Economists bicker over the extent to which mass stimulus will unleash inflation. The more pertinent question is: how will we know?
Inflation indices are imperfect metrics at the best of times. The components — a representative basket of goods used to measure price movements — are reshuffled on an annual basis at best. Japan waits for five years. That nation of pet lovers only added cat litter in 2015. In Britain, ubiquitous reusable water bottles only made it into the index a few months ago.
Coronavirus has upended those baskets. Britain added airport parking to its 2020 CPI measure of prices published on March 25, by which time few people were flying anywhere. The restaurants and hotels that command a 9.6 per cent weighting were equally empty. Instead, housebound citizens were baking bread and eating in, resulting in a super-sizing of groceries’ 24 per cent share.

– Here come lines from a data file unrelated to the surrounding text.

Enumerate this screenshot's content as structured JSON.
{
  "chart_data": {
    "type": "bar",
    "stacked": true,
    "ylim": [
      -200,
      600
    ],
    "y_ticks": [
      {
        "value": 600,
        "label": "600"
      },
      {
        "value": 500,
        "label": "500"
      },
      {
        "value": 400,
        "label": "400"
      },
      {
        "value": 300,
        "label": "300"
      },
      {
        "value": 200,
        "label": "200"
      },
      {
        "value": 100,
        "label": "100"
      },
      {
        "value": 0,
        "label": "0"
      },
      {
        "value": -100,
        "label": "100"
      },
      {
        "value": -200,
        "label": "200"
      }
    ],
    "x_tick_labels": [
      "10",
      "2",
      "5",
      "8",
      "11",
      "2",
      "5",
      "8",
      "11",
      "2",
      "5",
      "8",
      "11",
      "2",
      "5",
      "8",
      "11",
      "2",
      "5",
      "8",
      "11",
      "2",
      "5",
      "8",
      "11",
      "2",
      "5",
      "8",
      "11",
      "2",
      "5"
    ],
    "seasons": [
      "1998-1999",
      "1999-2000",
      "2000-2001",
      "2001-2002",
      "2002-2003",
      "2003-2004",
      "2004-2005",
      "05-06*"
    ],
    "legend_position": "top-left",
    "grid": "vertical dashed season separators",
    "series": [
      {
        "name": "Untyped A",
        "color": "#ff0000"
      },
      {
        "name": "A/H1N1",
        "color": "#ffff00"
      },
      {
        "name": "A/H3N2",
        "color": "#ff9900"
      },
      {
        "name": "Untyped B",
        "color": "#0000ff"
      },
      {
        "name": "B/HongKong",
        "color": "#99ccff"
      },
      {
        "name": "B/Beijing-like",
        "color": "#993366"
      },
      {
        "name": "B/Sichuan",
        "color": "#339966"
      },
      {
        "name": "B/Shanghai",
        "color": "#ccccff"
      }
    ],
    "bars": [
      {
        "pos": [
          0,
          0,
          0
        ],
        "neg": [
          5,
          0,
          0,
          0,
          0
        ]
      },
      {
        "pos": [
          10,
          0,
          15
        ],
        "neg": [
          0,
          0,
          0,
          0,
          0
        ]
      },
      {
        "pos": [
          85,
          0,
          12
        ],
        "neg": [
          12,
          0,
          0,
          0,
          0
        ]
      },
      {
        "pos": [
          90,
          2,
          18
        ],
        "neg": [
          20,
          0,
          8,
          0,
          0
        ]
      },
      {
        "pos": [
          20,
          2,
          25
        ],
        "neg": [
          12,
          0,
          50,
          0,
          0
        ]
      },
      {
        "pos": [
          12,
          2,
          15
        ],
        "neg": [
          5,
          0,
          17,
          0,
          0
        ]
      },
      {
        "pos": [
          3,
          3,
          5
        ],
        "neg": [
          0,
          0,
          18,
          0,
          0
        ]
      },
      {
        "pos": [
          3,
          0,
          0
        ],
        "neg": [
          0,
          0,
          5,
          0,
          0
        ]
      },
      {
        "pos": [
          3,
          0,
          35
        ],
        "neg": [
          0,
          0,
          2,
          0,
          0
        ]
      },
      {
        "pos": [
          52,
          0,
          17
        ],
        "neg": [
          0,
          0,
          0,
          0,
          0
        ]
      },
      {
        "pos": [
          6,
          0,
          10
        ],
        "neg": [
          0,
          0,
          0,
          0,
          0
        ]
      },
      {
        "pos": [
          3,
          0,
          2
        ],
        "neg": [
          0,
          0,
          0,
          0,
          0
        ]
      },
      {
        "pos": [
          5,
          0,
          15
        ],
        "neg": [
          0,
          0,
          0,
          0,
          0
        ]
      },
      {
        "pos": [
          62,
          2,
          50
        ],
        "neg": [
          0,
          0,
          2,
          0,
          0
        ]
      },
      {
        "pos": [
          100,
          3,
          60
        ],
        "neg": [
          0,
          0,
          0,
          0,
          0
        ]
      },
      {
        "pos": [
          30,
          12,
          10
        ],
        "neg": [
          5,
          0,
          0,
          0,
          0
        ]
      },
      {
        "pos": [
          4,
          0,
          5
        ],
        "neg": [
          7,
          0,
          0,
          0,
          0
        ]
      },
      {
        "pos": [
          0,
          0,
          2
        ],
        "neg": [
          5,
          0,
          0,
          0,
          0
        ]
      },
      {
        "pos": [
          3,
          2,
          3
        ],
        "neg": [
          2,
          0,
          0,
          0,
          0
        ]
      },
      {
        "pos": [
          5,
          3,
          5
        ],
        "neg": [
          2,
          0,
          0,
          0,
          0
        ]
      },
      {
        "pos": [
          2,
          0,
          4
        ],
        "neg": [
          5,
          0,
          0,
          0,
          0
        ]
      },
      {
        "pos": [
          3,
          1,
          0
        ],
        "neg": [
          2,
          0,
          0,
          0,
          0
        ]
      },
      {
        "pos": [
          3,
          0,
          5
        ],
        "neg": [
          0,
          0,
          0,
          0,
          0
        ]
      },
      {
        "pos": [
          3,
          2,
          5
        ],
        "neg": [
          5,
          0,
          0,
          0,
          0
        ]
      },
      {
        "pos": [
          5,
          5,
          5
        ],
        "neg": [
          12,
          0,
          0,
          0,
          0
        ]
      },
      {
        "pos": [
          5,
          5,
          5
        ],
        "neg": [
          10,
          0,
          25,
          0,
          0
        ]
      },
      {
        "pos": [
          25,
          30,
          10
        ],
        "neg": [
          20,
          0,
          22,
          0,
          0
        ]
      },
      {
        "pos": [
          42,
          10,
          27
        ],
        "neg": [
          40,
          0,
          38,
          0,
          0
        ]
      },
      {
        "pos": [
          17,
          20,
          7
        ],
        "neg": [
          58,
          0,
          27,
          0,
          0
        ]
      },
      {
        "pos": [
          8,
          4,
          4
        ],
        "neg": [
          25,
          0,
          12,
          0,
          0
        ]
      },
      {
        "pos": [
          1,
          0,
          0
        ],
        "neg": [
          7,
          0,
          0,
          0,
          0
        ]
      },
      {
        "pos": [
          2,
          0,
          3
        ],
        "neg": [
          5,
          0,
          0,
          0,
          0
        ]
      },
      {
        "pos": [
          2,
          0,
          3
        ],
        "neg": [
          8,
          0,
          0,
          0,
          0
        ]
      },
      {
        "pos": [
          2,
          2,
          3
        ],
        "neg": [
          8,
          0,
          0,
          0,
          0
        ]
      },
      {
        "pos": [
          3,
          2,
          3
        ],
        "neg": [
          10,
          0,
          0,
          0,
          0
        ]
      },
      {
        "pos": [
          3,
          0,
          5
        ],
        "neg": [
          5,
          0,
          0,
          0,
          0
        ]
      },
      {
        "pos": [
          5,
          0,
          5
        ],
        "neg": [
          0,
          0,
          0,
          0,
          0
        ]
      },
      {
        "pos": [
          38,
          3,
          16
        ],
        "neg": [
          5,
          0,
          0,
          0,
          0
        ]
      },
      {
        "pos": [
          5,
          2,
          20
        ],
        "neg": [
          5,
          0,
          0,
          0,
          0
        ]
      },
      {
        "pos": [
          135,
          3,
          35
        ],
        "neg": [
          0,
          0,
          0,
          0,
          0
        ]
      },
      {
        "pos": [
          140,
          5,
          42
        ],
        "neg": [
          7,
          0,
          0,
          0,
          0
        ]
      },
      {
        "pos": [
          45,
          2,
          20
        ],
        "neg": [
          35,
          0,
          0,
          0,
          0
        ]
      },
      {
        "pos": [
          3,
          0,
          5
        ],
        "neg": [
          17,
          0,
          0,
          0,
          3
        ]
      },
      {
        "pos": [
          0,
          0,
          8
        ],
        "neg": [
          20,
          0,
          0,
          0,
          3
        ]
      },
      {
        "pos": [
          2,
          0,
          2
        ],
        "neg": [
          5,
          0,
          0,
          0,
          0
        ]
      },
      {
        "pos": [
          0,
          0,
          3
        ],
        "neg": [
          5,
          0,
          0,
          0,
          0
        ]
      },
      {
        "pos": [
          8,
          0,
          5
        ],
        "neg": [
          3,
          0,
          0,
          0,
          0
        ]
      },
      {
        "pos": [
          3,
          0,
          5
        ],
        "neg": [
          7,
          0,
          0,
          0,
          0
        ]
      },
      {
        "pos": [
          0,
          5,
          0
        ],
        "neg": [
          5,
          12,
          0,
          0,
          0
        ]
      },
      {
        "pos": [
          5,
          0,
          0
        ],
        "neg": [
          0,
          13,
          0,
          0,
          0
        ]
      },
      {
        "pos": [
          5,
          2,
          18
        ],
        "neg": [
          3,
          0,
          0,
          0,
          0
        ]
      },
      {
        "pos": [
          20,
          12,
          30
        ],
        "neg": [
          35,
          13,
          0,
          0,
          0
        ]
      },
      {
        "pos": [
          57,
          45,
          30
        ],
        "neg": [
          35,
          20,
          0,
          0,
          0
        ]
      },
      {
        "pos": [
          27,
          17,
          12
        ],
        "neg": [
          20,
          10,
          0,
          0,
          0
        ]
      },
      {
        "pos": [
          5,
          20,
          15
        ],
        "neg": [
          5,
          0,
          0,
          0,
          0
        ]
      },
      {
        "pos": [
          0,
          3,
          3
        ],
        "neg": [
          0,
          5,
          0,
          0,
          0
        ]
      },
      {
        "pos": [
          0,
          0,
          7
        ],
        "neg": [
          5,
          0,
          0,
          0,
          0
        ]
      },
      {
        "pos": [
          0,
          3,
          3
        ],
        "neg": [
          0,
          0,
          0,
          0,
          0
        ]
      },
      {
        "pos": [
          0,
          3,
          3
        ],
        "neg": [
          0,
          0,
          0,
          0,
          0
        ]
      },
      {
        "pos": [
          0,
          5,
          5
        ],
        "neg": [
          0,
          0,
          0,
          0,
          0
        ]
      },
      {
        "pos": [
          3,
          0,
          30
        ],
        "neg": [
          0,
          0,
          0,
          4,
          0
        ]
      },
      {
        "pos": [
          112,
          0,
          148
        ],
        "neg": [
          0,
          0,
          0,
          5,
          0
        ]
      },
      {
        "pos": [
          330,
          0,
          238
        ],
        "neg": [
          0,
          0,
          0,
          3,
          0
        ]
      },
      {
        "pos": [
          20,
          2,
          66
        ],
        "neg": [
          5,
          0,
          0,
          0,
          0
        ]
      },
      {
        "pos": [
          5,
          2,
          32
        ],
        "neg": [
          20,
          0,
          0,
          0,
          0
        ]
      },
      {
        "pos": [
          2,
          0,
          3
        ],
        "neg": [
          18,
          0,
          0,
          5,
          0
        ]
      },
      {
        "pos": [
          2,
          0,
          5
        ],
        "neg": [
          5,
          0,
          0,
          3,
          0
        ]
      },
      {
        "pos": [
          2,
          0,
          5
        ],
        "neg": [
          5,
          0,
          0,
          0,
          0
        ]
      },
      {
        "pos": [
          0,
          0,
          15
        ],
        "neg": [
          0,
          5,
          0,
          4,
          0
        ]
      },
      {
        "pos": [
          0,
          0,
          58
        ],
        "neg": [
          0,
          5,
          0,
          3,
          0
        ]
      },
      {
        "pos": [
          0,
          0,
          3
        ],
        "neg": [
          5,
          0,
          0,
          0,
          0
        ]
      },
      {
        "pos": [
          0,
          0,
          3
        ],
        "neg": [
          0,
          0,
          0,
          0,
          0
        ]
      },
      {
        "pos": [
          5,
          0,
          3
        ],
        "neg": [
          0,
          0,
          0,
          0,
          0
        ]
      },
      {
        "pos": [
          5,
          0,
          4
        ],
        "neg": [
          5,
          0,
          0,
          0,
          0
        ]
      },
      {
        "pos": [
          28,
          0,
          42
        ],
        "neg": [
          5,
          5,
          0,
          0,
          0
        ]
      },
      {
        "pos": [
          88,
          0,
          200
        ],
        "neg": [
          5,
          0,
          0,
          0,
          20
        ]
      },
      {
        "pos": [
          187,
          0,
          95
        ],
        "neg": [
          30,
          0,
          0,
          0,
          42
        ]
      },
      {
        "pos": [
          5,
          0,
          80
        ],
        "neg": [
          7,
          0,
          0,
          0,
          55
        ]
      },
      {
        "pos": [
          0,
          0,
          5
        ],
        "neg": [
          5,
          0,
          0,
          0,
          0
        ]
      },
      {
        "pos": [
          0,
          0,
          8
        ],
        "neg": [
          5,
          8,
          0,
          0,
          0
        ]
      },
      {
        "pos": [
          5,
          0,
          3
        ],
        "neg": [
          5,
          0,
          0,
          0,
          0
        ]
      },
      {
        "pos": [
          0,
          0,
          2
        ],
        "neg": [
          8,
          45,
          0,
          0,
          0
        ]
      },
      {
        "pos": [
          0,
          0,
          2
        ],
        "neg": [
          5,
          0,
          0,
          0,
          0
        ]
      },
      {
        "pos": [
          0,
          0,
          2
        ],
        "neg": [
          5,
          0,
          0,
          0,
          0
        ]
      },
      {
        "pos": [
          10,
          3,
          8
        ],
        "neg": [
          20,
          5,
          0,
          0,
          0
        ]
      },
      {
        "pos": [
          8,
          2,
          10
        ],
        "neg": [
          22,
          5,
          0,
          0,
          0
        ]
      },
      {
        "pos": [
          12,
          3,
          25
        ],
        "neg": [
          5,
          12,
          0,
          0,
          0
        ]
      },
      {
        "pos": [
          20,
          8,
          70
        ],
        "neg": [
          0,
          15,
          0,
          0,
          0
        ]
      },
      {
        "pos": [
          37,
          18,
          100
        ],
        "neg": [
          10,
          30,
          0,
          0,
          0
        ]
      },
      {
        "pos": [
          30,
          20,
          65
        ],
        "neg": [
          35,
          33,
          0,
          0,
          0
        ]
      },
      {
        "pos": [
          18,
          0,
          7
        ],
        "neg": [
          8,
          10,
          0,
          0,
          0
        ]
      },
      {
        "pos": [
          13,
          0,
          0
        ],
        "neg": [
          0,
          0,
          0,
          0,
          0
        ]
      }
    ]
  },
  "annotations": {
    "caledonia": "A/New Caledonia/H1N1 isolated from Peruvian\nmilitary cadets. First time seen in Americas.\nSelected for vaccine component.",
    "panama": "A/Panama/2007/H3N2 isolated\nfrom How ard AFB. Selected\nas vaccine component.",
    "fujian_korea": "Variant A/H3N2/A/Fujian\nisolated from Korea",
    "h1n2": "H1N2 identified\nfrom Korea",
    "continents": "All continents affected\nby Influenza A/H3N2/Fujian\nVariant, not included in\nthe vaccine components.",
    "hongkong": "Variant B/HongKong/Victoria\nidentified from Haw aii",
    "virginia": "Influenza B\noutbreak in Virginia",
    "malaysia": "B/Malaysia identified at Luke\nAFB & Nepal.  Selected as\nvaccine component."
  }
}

Academics and think-tanks have taken stabs at creating more realistic baskets. Alberto Cavallo in a paper for US think-tank National Bureau of Economic Research uses publicly available credit and debit card-based expenditure data to establish lockdown spending habits. This implies a halving of the weighting given to both transport and recreation. Food consumed at home gets a lift of half as much again. Using this basket in April would give an inflation rate of 1.06 per cent, three times the official US CPI rate of 0.35 per cent.
Compiling indices is onerous. In the UK, it entails collecting 180,000 price quotations every month covering 720 items and services in 140 locations. Doing so online during lockdown may have underplayed the role of offline-only corner stores with higher price tags. It also misses subtleties such as two-for-one offers largely curtailed during lockdown.
Central banks, including the Bank of England and Bank of Canada, acknowledge the issue. Europe advises imputation, carrying forward the last used price. Yet newly reopened salons are taking advantage of pent-up demand to charge more for a haircut than they did in January.
Given the prevalence of inflation as a benchmark for everything from monetary policy to wage negotiations, taxes and benefits, it is worth redoing the sums.